KRULWICH: So everything you do is a little bit ago.
Dr. EAGLEMAN: Precisely. We're living in the past. You're walking around with a slight delay...
KRULWICH: Now, wait a second. Wouldn't that suggest - now, this may sound a little ridiculous - that a very tall person, let's make it a six-foot-seven person whose toe is a foot further from his brain than my toe is from my brain, wouldn't a tall person have a slightly later now than, say a short person?
Dr. EAGLEMAN: So we're testing this right now. The...
KRULWICH: Really?
Dr. EAGLEMAN: Yeah. Because if you're really tall, then you have to wait longer.
KRULWICH: For a signal to travel up from your toe.

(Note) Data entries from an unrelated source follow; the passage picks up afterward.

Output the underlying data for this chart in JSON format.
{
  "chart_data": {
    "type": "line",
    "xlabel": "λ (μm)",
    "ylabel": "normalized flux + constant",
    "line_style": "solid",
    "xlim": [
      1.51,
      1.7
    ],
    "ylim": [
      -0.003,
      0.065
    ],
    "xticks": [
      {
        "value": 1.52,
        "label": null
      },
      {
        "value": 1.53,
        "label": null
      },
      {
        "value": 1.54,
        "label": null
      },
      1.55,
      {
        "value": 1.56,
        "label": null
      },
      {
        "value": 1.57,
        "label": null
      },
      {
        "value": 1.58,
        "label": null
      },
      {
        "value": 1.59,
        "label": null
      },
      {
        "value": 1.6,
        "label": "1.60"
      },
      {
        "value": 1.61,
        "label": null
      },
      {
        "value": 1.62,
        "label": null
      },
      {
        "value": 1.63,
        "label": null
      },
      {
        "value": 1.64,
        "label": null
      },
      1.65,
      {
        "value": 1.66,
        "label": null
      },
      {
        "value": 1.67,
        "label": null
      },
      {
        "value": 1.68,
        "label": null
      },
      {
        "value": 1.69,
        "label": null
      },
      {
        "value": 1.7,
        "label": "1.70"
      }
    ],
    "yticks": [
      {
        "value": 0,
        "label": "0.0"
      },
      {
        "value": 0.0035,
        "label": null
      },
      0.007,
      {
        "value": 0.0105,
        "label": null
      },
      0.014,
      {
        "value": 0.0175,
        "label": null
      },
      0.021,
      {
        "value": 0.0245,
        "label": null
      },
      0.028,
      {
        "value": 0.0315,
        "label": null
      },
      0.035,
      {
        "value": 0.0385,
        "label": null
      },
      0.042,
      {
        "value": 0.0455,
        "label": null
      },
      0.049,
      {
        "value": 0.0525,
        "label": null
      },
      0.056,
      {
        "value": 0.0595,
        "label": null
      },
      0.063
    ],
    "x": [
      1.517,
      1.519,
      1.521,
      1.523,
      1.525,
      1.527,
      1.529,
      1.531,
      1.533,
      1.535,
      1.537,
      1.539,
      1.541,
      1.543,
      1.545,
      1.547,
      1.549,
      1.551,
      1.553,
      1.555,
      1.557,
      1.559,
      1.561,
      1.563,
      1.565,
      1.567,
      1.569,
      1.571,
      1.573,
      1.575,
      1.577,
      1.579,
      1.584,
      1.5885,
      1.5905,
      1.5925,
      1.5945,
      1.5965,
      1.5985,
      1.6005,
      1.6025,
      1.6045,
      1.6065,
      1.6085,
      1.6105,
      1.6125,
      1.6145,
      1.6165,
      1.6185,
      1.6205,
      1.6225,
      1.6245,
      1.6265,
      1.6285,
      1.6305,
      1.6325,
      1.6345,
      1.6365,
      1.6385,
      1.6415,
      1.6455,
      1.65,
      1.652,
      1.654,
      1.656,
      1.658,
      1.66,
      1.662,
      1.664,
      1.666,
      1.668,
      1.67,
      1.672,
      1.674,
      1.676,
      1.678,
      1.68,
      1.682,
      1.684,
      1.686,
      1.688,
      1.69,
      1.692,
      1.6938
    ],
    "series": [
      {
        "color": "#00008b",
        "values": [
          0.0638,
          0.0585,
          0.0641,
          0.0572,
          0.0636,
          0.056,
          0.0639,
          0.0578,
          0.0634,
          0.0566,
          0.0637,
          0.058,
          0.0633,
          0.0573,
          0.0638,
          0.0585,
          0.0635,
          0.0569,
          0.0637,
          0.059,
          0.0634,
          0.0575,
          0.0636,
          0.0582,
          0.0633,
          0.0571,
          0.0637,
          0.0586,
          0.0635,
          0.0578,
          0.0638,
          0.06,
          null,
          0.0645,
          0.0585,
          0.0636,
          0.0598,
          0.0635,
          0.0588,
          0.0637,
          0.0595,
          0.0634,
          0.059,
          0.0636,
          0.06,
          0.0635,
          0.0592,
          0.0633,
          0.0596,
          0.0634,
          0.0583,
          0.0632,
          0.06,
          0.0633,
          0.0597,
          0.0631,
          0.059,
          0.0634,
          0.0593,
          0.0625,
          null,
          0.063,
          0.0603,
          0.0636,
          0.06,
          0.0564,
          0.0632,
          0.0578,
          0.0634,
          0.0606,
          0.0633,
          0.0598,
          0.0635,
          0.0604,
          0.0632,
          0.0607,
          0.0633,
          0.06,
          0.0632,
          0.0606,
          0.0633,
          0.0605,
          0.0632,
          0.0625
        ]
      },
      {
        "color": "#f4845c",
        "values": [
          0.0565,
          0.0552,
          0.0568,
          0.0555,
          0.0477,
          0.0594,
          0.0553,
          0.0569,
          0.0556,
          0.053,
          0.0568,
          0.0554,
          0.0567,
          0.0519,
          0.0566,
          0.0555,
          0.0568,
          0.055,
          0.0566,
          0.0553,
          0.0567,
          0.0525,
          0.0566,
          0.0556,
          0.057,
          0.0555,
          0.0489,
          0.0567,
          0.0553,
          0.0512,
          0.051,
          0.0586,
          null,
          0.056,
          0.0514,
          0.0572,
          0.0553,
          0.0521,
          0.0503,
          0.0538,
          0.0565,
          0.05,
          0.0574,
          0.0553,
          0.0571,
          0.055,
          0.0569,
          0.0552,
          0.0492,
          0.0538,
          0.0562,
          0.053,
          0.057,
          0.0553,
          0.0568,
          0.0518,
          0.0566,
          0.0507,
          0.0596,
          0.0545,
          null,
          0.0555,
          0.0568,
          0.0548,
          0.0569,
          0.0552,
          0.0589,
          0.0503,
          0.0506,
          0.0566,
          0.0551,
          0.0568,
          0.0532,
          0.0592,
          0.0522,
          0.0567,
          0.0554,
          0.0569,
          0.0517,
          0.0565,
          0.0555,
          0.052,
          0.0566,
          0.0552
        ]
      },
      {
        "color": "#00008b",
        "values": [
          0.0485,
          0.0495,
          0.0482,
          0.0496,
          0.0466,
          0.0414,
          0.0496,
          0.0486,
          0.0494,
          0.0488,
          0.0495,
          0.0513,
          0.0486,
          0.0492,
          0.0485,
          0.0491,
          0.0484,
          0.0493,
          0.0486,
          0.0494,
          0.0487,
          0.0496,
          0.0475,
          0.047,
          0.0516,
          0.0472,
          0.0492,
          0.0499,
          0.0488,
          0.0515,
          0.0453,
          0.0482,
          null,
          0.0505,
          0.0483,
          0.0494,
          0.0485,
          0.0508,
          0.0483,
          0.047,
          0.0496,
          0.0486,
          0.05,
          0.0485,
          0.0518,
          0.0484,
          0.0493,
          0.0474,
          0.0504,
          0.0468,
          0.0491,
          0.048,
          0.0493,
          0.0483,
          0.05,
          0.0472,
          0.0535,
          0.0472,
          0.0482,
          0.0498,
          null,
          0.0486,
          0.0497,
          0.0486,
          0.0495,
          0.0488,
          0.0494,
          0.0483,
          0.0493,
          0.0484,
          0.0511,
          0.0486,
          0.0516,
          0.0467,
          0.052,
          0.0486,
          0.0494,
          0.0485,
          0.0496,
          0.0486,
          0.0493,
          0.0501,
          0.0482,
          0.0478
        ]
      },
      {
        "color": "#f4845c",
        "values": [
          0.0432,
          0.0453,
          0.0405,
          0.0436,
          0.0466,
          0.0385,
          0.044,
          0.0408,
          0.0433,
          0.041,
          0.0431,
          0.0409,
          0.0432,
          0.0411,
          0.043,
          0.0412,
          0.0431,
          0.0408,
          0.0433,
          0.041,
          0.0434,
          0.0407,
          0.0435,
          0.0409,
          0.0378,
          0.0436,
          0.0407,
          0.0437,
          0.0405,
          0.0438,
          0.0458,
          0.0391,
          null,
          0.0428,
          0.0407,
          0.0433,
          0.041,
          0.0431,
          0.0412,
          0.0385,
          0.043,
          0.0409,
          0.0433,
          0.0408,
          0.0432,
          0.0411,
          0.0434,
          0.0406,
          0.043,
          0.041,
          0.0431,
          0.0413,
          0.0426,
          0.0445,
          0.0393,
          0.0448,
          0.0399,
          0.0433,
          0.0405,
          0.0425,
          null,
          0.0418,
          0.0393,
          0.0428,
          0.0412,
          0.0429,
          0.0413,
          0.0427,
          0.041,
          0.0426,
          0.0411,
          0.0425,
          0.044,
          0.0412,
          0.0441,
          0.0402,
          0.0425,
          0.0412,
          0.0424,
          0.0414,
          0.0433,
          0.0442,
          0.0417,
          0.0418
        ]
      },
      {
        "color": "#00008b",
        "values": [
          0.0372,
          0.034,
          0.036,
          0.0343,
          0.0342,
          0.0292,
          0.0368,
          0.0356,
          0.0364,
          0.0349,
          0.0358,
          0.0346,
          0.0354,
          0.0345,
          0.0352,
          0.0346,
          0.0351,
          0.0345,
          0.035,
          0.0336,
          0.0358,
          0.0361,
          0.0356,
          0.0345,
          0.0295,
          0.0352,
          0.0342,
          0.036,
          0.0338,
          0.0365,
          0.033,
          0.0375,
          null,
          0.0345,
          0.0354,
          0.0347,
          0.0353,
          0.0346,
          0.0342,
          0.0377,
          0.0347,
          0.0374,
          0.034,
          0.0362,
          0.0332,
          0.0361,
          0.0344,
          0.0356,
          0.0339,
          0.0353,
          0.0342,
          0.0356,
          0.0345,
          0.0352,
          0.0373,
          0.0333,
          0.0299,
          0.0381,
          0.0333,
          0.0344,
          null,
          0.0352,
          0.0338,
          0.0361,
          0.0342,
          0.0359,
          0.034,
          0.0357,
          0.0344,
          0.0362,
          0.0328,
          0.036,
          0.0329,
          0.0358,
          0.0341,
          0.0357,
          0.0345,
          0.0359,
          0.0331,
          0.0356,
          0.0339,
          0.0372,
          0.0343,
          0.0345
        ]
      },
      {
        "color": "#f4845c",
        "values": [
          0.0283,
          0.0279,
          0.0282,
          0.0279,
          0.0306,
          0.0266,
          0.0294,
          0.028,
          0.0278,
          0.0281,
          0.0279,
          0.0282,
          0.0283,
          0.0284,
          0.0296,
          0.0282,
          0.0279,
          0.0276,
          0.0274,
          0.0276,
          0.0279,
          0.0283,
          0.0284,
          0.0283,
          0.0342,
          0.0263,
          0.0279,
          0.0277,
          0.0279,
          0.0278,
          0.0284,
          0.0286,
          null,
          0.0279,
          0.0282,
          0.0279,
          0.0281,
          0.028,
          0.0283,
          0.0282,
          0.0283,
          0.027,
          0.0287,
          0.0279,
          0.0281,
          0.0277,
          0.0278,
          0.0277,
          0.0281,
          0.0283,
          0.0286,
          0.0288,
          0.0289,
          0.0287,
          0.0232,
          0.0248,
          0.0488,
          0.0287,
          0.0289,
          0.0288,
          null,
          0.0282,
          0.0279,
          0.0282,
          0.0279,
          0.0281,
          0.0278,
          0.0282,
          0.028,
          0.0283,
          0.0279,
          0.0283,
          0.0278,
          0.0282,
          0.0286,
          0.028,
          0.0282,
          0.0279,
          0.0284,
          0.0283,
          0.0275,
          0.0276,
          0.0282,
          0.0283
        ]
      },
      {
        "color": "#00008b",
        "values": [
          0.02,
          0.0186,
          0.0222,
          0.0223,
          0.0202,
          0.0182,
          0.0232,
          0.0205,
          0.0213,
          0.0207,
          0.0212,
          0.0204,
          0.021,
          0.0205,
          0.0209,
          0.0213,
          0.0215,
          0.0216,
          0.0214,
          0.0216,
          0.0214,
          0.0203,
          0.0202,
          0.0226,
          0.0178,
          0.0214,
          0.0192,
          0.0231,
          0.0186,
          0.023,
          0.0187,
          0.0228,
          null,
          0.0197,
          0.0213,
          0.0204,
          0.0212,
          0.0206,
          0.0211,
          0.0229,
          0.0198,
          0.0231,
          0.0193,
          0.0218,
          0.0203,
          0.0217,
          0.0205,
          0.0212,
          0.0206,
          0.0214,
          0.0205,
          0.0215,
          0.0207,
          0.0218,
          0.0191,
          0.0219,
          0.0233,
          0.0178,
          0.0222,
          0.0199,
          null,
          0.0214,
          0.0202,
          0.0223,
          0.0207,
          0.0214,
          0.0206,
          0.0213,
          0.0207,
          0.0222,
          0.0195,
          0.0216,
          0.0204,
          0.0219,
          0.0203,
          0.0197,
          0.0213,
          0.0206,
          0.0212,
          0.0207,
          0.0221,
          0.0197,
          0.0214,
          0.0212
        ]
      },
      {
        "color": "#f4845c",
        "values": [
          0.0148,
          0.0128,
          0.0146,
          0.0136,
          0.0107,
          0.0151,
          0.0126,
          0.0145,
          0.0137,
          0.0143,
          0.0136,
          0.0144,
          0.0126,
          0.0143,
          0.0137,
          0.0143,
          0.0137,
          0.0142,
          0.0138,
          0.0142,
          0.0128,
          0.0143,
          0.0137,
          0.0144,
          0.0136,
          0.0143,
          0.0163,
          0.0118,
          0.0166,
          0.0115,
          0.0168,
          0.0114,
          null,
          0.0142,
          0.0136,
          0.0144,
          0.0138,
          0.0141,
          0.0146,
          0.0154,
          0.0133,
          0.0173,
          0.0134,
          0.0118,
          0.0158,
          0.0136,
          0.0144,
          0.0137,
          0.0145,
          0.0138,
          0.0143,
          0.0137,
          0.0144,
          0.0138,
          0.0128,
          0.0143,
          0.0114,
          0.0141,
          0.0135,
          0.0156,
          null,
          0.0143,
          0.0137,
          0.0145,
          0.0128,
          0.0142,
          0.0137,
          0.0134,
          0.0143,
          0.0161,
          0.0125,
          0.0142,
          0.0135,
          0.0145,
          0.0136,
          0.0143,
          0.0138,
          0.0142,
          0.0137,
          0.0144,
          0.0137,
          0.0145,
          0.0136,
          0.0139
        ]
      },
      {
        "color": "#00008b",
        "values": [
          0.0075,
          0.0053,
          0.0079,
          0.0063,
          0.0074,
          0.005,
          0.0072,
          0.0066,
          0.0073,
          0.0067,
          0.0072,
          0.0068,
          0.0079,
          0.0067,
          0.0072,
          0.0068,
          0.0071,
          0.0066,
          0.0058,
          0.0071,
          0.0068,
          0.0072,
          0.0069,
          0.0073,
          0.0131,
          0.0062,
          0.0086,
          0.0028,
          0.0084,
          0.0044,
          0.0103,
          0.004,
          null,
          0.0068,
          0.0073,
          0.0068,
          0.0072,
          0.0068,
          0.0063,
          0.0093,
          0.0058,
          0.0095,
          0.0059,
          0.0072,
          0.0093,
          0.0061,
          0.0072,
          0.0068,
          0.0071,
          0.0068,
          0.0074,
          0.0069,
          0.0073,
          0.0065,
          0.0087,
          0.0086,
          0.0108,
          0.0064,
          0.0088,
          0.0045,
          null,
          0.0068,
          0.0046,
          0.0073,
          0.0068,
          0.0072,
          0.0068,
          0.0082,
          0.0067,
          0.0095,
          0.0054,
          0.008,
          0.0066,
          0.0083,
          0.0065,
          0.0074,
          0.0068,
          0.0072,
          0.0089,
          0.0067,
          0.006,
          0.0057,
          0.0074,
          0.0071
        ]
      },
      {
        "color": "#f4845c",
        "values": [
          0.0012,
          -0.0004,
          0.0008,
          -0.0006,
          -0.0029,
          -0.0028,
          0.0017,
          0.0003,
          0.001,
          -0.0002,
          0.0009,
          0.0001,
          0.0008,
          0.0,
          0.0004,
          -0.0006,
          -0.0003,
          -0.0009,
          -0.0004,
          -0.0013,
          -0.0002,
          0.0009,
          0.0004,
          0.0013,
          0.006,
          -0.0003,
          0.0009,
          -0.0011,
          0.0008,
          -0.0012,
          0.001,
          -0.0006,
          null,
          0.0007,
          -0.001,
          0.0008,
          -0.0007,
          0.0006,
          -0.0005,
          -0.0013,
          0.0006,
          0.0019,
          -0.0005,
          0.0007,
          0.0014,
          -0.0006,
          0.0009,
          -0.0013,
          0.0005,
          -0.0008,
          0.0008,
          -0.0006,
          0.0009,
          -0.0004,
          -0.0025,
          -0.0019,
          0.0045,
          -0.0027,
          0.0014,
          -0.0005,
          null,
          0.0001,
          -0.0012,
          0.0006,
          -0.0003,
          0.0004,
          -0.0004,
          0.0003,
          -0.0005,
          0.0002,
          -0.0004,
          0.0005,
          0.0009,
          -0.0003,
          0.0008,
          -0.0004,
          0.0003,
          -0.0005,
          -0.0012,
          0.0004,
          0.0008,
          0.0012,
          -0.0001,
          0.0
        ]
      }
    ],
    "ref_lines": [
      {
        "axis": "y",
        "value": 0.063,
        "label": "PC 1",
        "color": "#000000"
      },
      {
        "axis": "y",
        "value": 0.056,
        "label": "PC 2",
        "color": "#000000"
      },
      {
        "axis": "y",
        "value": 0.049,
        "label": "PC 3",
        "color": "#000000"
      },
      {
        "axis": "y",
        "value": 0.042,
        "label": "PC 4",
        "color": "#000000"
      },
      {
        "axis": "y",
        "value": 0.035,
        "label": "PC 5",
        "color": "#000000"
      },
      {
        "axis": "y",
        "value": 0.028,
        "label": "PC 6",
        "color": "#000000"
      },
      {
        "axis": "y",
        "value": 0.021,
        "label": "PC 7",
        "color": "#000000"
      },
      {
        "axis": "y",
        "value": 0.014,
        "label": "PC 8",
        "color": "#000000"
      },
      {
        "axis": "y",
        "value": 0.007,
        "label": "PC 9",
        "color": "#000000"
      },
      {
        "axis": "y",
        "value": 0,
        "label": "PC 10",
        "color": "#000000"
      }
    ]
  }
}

Dr. EAGLEMAN: That's exactly the hypothesis. Yep.
(Soundbite of laughter)
KRULWICH: So, wait. Does this mean that, for a basketball star - let's say Kareem Abdul-Jabbar, who is seven feet, two inches tall. Is his now later than my now?
Dr. EAGLEMAN: Yeah, that's right. When Kareem Abdul-Jabbar thinks that now occurs, it's happened longer ago for him.
KRULWICH: Than it does for me. But when you think about it, though, the guy has such amazing reaction time. I mean, I can't dunk like him. I can't shoot...
Dr. EAGLEMAN: Wait. Good point. So let me mention something else, which is everything that we're talking about here has to do with conscious awareness of time.
KRULWICH: Dr. Eagleman says a really fine basketball player has practiced so much, his reactions have become more or less automatic and much faster than his conscious awareness. So his brain, it doesn't wait for every last bit of information to arrive and think, well, now what do I do? He just does it. But for the things that we are aware of, certainly touch, tall people and short people may have different nows.
Dr. EAGLEMAN: Yes, yes.
KRULWICH: But this is great news for short people.
Dr. EAGLEMAN: Yes.
KRULWICH: Because like, if Randy Newman writes this song, short people have no reason to live - I don't know if you know his anthem for short people.
(Soundbite of song, "Short People")
Mr. RANDY NEWMAN (Singer, Songwriter): (Singing) Short people got no reason to live.
KRULWICH: This means that short people actually live closer to the real than tall people.
Dr. EAGLEMAN: That's right. I mean, that...
(Soundbite of laughter)
Dr. EAGLEMAN: Yes, that's right. I'm not sure what good it does them.
(Soundbite of laughter)
KRULWICH: Well, David Eagleman's laboratory at Baylor College of Medicine is investigating how we perceive time in all kinds of ways. He has found time diseases, time illusions. His experiments are getting a lot of attention, but this hypothesis, this one - this one has deep appeal. Let's suppose that you're listening to the radio right now, and you are five-foot-three, and you're sitting next to someone who's six-foot-five. Do you - can you turn to the taller person and say, hey, I know about stuff a teeny bit ahead of you? Hurray!
(Soundbite of laughter)
Dr. EAGLEMAN: I think everybody should do that, yes. Turn to your taller neighbors and rub it in.
KRULWICH: Although, maybe, short people, you want to be a little careful about that.